Palestinian president Mahmud Abbas, acting in his capacity as head of the Palestine Liberation Organisation, is expected to formally submit the membership bid to the UN on September 23, when he will also address the General Assembly.
"The Palestinians will change their attitude when they realise that their unilateral initiative is going nowhere and will lead them directly to stalemate," Hauser said.
"In New York we will see who is the one who refuses to extend their hand for peace and who will do it."
The Palestinians have said they believe they can win the nine yes votes needed for their membership bid to pass the Security Council, but the United States is expected to veto the request, effectively sinking it.
If Washington does veto the bid, the Palestinians are expected to then turn to the General Assembly, where they believe they will easily secure the votes needed to upgrade their representation to a non-state observer level.
Hauser said such an upgrade would "have no significance."

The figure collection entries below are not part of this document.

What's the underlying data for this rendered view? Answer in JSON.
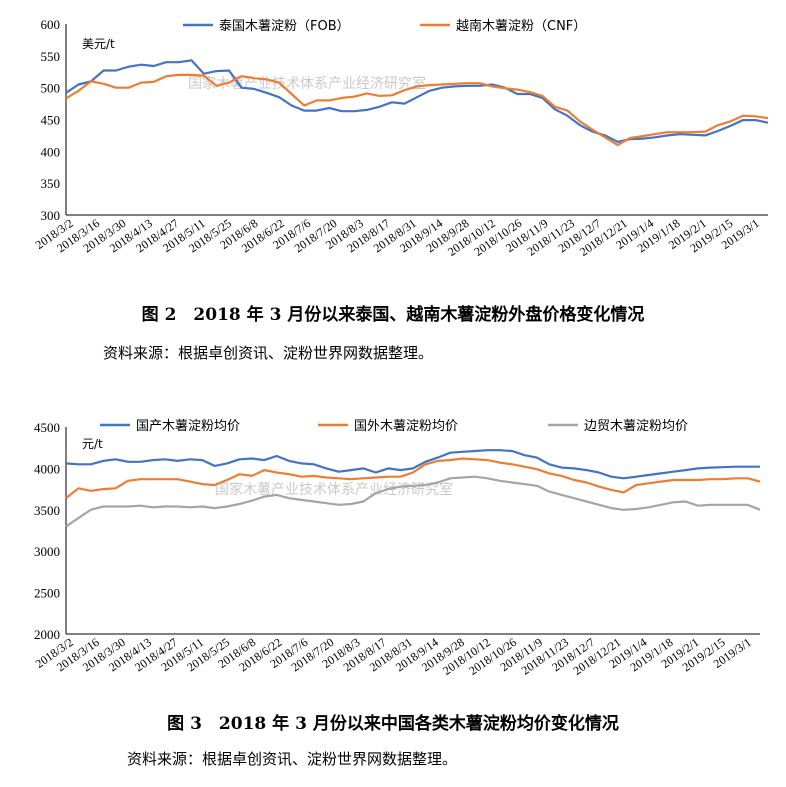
{
  "chart_data": [
    {
      "type": "line",
      "title": "",
      "unit": "美元/t",
      "ylim": [
        300,
        600
      ],
      "yticks": [
        300,
        350,
        400,
        450,
        500,
        550,
        600
      ],
      "xticks": [
        "2018/3/2",
        "2018/3/16",
        "2018/3/30",
        "2018/4/13",
        "2018/4/27",
        "2018/5/11",
        "2018/5/25",
        "2018/6/8",
        "2018/6/22",
        "2018/7/6",
        "2018/7/20",
        "2018/8/3",
        "2018/8/17",
        "2018/8/31",
        "2018/9/14",
        "2018/9/28",
        "2018/10/12",
        "2018/10/26",
        "2018/11/9",
        "2018/11/23",
        "2018/12/7",
        "2018/12/21",
        "2019/1/4",
        "2019/1/18",
        "2019/2/1",
        "2019/2/15",
        "2019/3/1"
      ],
      "legend_position": "top",
      "watermark": "国家木薯产业技术体系产业经济研究室",
      "series": [
        {
          "name": "泰国木薯淀粉（FOB）",
          "color": "#4472C4",
          "values": [
            492,
            505,
            510,
            527,
            527,
            533,
            536,
            534,
            540,
            540,
            543,
            522,
            526,
            527,
            500,
            498,
            492,
            485,
            472,
            464,
            464,
            468,
            463,
            463,
            465,
            470,
            477,
            475,
            485,
            495,
            500,
            502,
            503,
            503,
            505,
            500,
            490,
            490,
            484,
            466,
            456,
            441,
            431,
            425,
            415,
            419,
            420,
            422,
            425,
            427,
            426,
            425,
            432,
            440,
            449,
            449,
            445
          ]
        },
        {
          "name": "越南木薯淀粉（CNF）",
          "color": "#ED7D31",
          "values": [
            483,
            495,
            510,
            506,
            500,
            500,
            508,
            509,
            518,
            520,
            520,
            519,
            503,
            508,
            518,
            515,
            513,
            508,
            490,
            472,
            480,
            480,
            484,
            486,
            491,
            487,
            488,
            496,
            502,
            504,
            505,
            506,
            507,
            507,
            502,
            499,
            497,
            493,
            487,
            470,
            464,
            447,
            434,
            422,
            410,
            421,
            424,
            427,
            430,
            430,
            430,
            431,
            441,
            447,
            456,
            455,
            452
          ]
        }
      ]
    },
    {
      "type": "line",
      "title": "",
      "unit": "元/t",
      "ylim": [
        2000,
        4500
      ],
      "yticks": [
        2000,
        2500,
        3000,
        3500,
        4000,
        4500
      ],
      "xticks": [
        "2018/3/2",
        "2018/3/16",
        "2018/3/30",
        "2018/4/13",
        "2018/4/27",
        "2018/5/11",
        "2018/5/25",
        "2018/6/8",
        "2018/6/22",
        "2018/7/6",
        "2018/7/20",
        "2018/8/3",
        "2018/8/17",
        "2018/8/31",
        "2018/9/14",
        "2018/9/28",
        "2018/10/12",
        "2018/10/26",
        "2018/11/9",
        "2018/11/23",
        "2018/12/7",
        "2018/12/21",
        "2019/1/4",
        "2019/1/18",
        "2019/2/1",
        "2019/2/15",
        "2019/3/1"
      ],
      "legend_position": "top",
      "watermark": "国家木薯产业技术体系产业经济研究室",
      "series": [
        {
          "name": "国产木薯淀粉均价",
          "color": "#4472C4",
          "values": [
            4060,
            4050,
            4050,
            4090,
            4110,
            4080,
            4080,
            4100,
            4110,
            4090,
            4110,
            4100,
            4030,
            4060,
            4110,
            4120,
            4100,
            4150,
            4090,
            4060,
            4050,
            4000,
            3960,
            3980,
            4000,
            3950,
            4000,
            3980,
            4000,
            4080,
            4130,
            4190,
            4200,
            4210,
            4220,
            4220,
            4210,
            4160,
            4130,
            4050,
            4010,
            4000,
            3980,
            3950,
            3900,
            3880,
            3900,
            3920,
            3940,
            3960,
            3980,
            4000,
            4010,
            4015,
            4020,
            4020,
            4020
          ]
        },
        {
          "name": "国外木薯淀粉均价",
          "color": "#ED7D31",
          "values": [
            3640,
            3760,
            3730,
            3750,
            3760,
            3850,
            3870,
            3870,
            3870,
            3870,
            3840,
            3810,
            3800,
            3860,
            3930,
            3910,
            3980,
            3950,
            3930,
            3900,
            3910,
            3890,
            3880,
            3870,
            3880,
            3890,
            3900,
            3900,
            3950,
            4050,
            4090,
            4100,
            4120,
            4110,
            4100,
            4070,
            4050,
            4020,
            3990,
            3940,
            3910,
            3860,
            3830,
            3780,
            3740,
            3710,
            3800,
            3820,
            3840,
            3860,
            3860,
            3860,
            3870,
            3870,
            3880,
            3880,
            3840
          ]
        },
        {
          "name": "边贸木薯淀粉均价",
          "color": "#A5A5A5",
          "values": [
            3300,
            3400,
            3500,
            3540,
            3540,
            3540,
            3550,
            3530,
            3540,
            3540,
            3530,
            3540,
            3520,
            3540,
            3570,
            3610,
            3660,
            3680,
            3640,
            3620,
            3600,
            3580,
            3560,
            3570,
            3600,
            3700,
            3750,
            3780,
            3790,
            3800,
            3830,
            3880,
            3890,
            3900,
            3880,
            3850,
            3830,
            3810,
            3790,
            3720,
            3680,
            3640,
            3600,
            3560,
            3520,
            3500,
            3510,
            3530,
            3560,
            3590,
            3600,
            3550,
            3560,
            3560,
            3560,
            3560,
            3500
          ]
        }
      ]
    }
  ],
  "figure2": {
    "caption": "图 2　2018 年 3 月份以来泰国、越南木薯淀粉外盘价格变化情况",
    "source": "资料来源：根据卓创资讯、淀粉世界网数据整理。"
  },
  "figure3": {
    "caption": "图 3　2018 年 3 月份以来中国各类木薯淀粉均价变化情况",
    "source": "资料来源：根据卓创资讯、淀粉世界网数据整理。"
  }
}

He said Israel continued to call on the Palestinians to drop the UN bid and resume negotiations, saying Israel was ready to hold talks "without preconditions, unlike the Palestinians."
On Monday, Netanyahu said he wanted to meet with Abbas in New York "to open direct negotiations... which would continue in Jerusalem and Ramallah."
"I propose to president Abbas to begin peace negotiations instead of wasting time on futile unilateral measures," he said in a statement.
Talks between the two sides have been on hold for nearly a year, grinding to a halt shortly after they began over the issue of Israeli settlement construction.
Israel has declined to renew a 10-month partial settlement freeze that expired shortly after peace talks began last year, and the Palestinians say they will not hold talks while Israel builds on land they want for their future state.